The first adjustment you should make to your chair is the seat height. Your feet should be flat on the ground and your knees should be at a 90-degree angle. If your chair is too high, your feet will dangle and your legs will be unsupported, causing strain on your lower back. If your chair is too low, your knees will be higher than your hips, causing strain on your thighs and hips. Adjust the height of your chair until you find a comfortable position.
Adjust the seat depth.
Once you have adjusted the height of your chair, the next step is to adjust the seat depth. The seat depth is the distance between the backrest and the front edge of the seat. If the seat depth is too short, it can cause pressure on the back of your thighs, leading to discomfort and poor circulation. If the seat depth is too long, it can cause you to slouch and put pressure on your lower back. Adjust the seat depth so that there is a small gap between the back of your knees and the front edge of the seat. This will ensure that your thighs are supported and your back is in a comfortable position.
Set the backrest height.
The backrest height is an important adjustment to make to ensure proper support for your back. Adjust the backrest height so that it fits the natural curve of your spine. This will help to prevent slouching and reduce the risk of back pain. Make sure that the backrest is not too high or too low, as this can cause discomfort and strain on your neck and shoulders. Once you have adjusted the backrest height, lean back in your chair to ensure that it feels comfortable and supportive.

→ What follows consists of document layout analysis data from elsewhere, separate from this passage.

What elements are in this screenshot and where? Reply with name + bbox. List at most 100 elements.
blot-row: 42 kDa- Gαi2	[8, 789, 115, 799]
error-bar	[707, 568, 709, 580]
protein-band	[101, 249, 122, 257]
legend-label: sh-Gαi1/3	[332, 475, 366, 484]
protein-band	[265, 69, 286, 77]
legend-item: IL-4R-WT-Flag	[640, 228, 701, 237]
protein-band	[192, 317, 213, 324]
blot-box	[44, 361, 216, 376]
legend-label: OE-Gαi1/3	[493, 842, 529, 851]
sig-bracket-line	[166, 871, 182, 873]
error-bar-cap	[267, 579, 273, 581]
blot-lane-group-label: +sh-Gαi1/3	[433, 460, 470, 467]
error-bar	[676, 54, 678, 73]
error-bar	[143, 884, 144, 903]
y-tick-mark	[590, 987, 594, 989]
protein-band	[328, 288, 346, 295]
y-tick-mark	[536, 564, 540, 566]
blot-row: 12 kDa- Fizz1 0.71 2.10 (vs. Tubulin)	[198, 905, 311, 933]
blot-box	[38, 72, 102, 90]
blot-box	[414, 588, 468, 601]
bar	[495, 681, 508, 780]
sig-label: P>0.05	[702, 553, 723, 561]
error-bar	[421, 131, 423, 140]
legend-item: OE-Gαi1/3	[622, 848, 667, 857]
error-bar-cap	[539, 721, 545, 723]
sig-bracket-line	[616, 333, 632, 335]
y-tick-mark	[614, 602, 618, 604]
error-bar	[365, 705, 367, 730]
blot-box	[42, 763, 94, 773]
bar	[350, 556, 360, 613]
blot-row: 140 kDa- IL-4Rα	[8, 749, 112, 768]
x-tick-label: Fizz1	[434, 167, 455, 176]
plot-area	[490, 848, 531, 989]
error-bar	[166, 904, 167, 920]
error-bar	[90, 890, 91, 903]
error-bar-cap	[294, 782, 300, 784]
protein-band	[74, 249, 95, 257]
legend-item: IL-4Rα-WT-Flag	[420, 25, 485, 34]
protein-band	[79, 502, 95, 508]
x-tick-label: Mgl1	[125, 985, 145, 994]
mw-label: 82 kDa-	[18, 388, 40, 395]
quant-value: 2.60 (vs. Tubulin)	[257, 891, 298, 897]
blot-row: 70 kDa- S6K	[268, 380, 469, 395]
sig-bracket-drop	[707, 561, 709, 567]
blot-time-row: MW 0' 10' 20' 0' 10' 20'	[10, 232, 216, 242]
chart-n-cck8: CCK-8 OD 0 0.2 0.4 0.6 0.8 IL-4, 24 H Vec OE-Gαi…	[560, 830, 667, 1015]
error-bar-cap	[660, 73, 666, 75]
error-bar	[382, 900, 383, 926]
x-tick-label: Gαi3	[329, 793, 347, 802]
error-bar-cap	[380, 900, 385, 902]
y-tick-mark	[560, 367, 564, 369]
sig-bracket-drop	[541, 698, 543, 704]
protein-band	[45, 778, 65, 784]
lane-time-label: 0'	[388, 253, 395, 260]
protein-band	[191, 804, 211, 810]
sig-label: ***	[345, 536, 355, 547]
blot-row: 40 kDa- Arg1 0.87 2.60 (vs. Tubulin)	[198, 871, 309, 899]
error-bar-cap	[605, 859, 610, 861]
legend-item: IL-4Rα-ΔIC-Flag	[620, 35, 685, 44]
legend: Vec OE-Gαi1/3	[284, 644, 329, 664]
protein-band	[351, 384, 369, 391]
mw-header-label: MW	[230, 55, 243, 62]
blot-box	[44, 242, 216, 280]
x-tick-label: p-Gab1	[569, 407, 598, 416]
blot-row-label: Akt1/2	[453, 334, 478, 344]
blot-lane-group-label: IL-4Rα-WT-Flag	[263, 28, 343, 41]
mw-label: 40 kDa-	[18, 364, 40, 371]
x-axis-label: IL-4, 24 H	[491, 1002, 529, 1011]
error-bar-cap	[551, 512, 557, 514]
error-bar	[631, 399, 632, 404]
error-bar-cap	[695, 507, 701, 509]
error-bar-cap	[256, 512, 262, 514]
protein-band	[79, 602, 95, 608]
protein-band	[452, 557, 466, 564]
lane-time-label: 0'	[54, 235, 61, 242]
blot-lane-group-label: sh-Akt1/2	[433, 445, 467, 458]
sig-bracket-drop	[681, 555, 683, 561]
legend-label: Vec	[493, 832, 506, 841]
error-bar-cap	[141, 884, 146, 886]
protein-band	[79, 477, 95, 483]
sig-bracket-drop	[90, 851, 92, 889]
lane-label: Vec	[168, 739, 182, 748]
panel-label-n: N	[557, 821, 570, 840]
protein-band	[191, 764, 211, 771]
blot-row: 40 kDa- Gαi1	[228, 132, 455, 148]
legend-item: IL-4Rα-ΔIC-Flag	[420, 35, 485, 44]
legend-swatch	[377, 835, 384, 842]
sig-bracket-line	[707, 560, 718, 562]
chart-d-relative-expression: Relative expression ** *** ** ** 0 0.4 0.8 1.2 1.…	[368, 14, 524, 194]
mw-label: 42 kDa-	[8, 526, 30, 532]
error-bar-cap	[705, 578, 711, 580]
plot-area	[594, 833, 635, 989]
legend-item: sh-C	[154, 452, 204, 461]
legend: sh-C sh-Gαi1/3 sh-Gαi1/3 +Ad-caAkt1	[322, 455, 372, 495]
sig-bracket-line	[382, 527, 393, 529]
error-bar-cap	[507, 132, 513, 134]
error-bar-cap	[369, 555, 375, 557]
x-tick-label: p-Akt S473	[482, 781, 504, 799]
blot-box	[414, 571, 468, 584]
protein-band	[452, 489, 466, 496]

Adjust the lumbar support.
Another important adjustment to make is the lumbar support. This is the part of the chair that supports the lower back. Adjust the lumbar support so that it fits the natural curve of your lower back. This will help to prevent lower back pain and discomfort. If your chair does not have a built-in lumbar support, you can use a small pillow or cushion to provide the necessary support. Make sure that the lumbar support is not too high or too low, as this can cause discomfort and strain on your back. Once you have adjusted the lumbar support, sit back in your chair to ensure that it feels comfortable and supportive.
Fine-tune the armrests.
Armrests are another important part of chair adjustments. They should be adjusted so that your arms are supported comfortably and your shoulders are relaxed. Adjust the height of the armrests so that your elbows are at a 90-degree angle and your forearms are parallel to the ground. If your armrests are too high, you may experience shoulder and neck pain. If they are too low, you may experience wrist and forearm pain. Make sure that the armrests are not too far apart or too close together, as this can cause discomfort and strain on your shoulders and arms. Once you have adjusted the armrests, test them out by typing on your keyboard or using your mouse to ensure that they feel comfortable and supportive.